You will fight with armies, sorcery and intrigue to make your kingdom the most powerful of its age.
This interesting and involving strategy game, by the creators of by War of the Ring and set in Robert E. Howard’s world of Hyboria, is very satisfying and strategic once you get to know all its little rules quirks. Eschewing a standard turn sequence, the game is divided into three Ages, each of which is further divided into four of Conan’s adventures. While Conan completes his adventures (tracked by adventure cards), the players engage in conquering neighbouring provinces via military might and ambassadorial intrigue. Additionally, a bidding round decides who gets to control Conan during each adventure, and it can be greatly advantageous to have him on your side in both war and diplomacy.
Age of Conan really is a must for War of the Ring fans. The games share a similar mechanic in the use of fate dice: these have special icons which allow players to choose from various actions. But the two games have a very different feel. Their main similarity is the way these game designers manage to seamlessly blend the macro actions of army movement and conquest with the micro actions of characters and their adventures, and they’re quite unique in this respect.
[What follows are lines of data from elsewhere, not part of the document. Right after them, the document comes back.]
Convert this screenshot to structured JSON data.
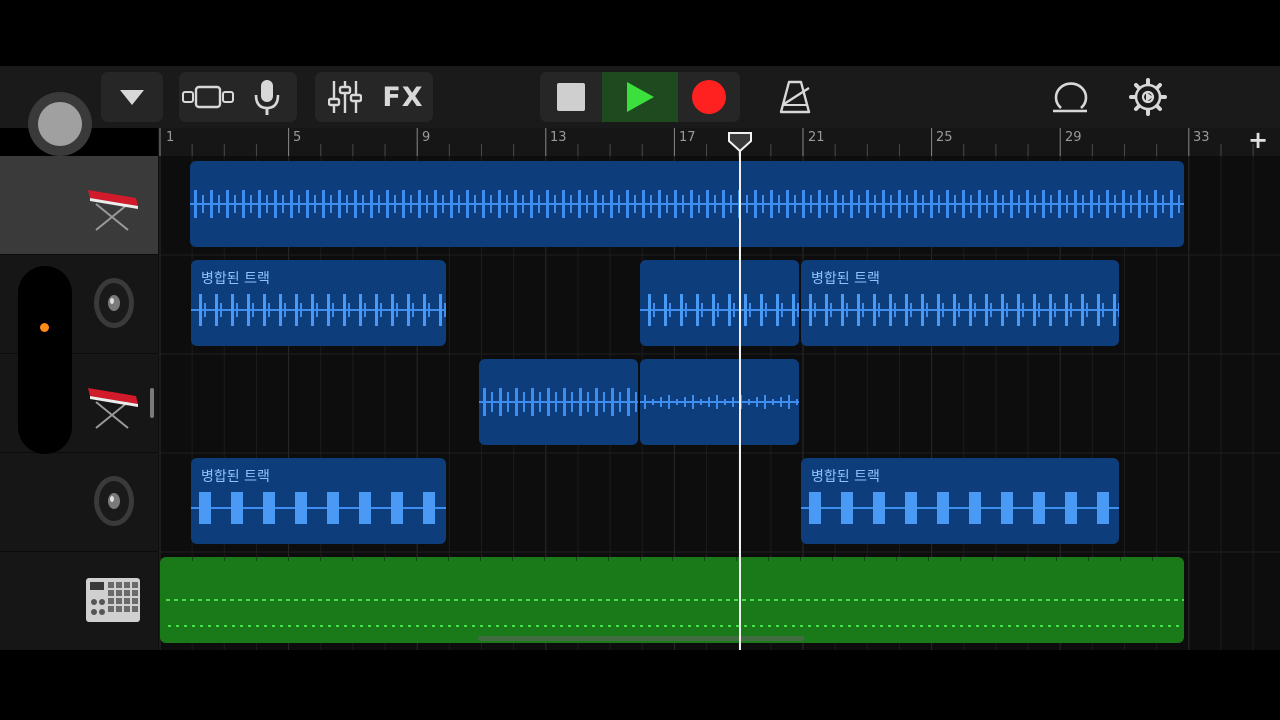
{
  "toolbar": {
    "fx_label": "FX"
  },
  "ruler": {
    "bar_numbers": [
      "1",
      "5",
      "9",
      "13",
      "17",
      "21",
      "25",
      "29",
      "33"
    ],
    "add_label": "+"
  },
  "tracks": [
    {
      "instrument": "keyboard-icon",
      "selected": true
    },
    {
      "instrument": "speaker-icon",
      "selected": false
    },
    {
      "instrument": "keyboard-icon",
      "selected": false
    },
    {
      "instrument": "speaker-icon",
      "selected": false
    },
    {
      "instrument": "drum-machine-icon",
      "selected": false
    }
  ],
  "regions": {
    "track2_a": "병합된 트랙",
    "track2_c": "병합된 트랙",
    "track4_a": "병합된 트랙",
    "track4_b": "병합된 트랙"
  },
  "colors": {
    "region_blue": "#0d3d7a",
    "wave_blue": "#3d8ef0",
    "region_green": "#1a7a1a",
    "play_green": "#3ce03c",
    "record_red": "#ff2020"
  }
}
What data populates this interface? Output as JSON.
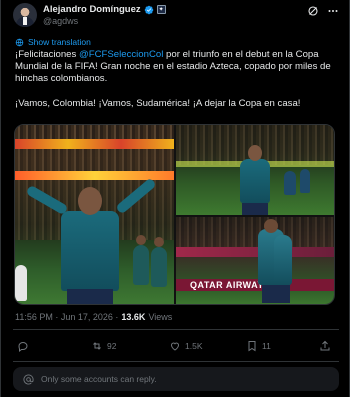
{
  "author": {
    "name": "Alejandro Domínguez",
    "handle": "@agdws"
  },
  "header_icons": [
    "grok-icon",
    "more-icon"
  ],
  "translate_label": "Show translation",
  "tweet": {
    "line1_pre": "¡Felicitaciones ",
    "mention": "@FCFSeleccionCol",
    "line1_post": " por el triunfo en el debut en la Copa Mundial de la FIFA! Gran noche en el estadio Azteca, copado por miles de hinchas colombianos.",
    "line2": "¡Vamos, Colombia! ¡Vamos, Sudamérica! ¡A dejar la Copa en casa!"
  },
  "media": {
    "banner_text": "QATAR AIRWAYS",
    "count": 3
  },
  "meta": {
    "time": "11:56 PM · Jun 17, 2026 · ",
    "views": "13.6K",
    "views_label": " Views"
  },
  "actions": {
    "replies": "",
    "reposts": "92",
    "likes": "1.5K",
    "bookmarks": "11"
  },
  "reply_restriction": "Only some accounts can reply.",
  "colors": {
    "background": "#000000",
    "text": "#e7e9ea",
    "secondary": "#71767b",
    "accent": "#1d9bf0",
    "border": "#2f3336"
  }
}
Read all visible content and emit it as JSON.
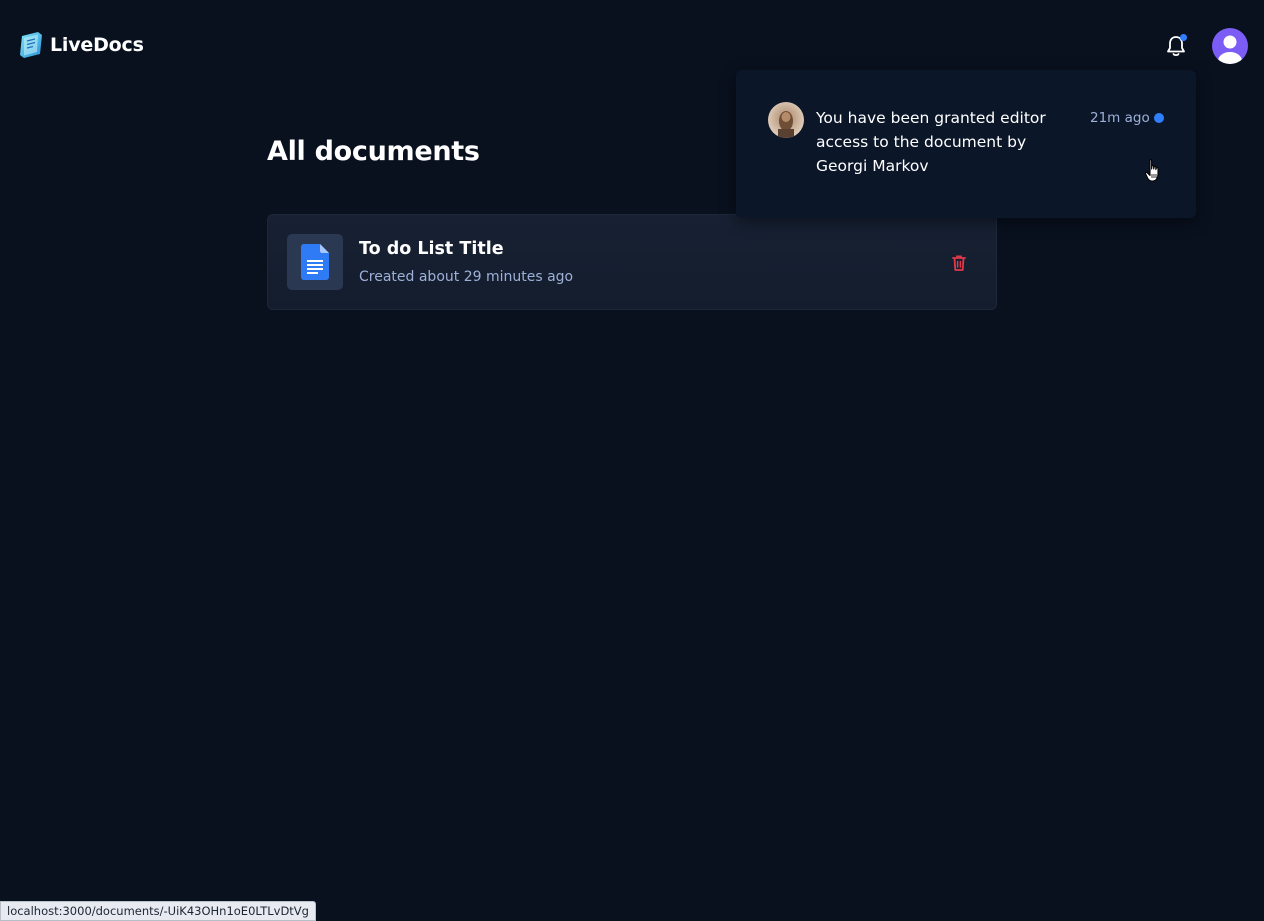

I highly recommend another look at Age of Conan—save yourself some grief by downloading my rules summary and reference sheet and you’ll find the rules quite easy to get your head around. It’s also a stunning looking game that comes with 168 very nice plastic figures—including Conan himself of course. While you struggle to “crush your enemies and see them driven before you”, Conan adventures throughout the land, occasionally sticking his big broken nose into proceedings.
Years later, Ares acquired the game and ran a Kickstarter campaign to add an expansion called Adventures in Hyboria and fix an oft-cited criticism of the game: that Conan himself doesn’t have enough to do (of course it was also a clever way to move the old stock of the original FFG print run of the game!) The expansion took a while to deliver, but the game is now finally rich with Conan adventuring and development as well as military conquest – at the cost of some added complexity.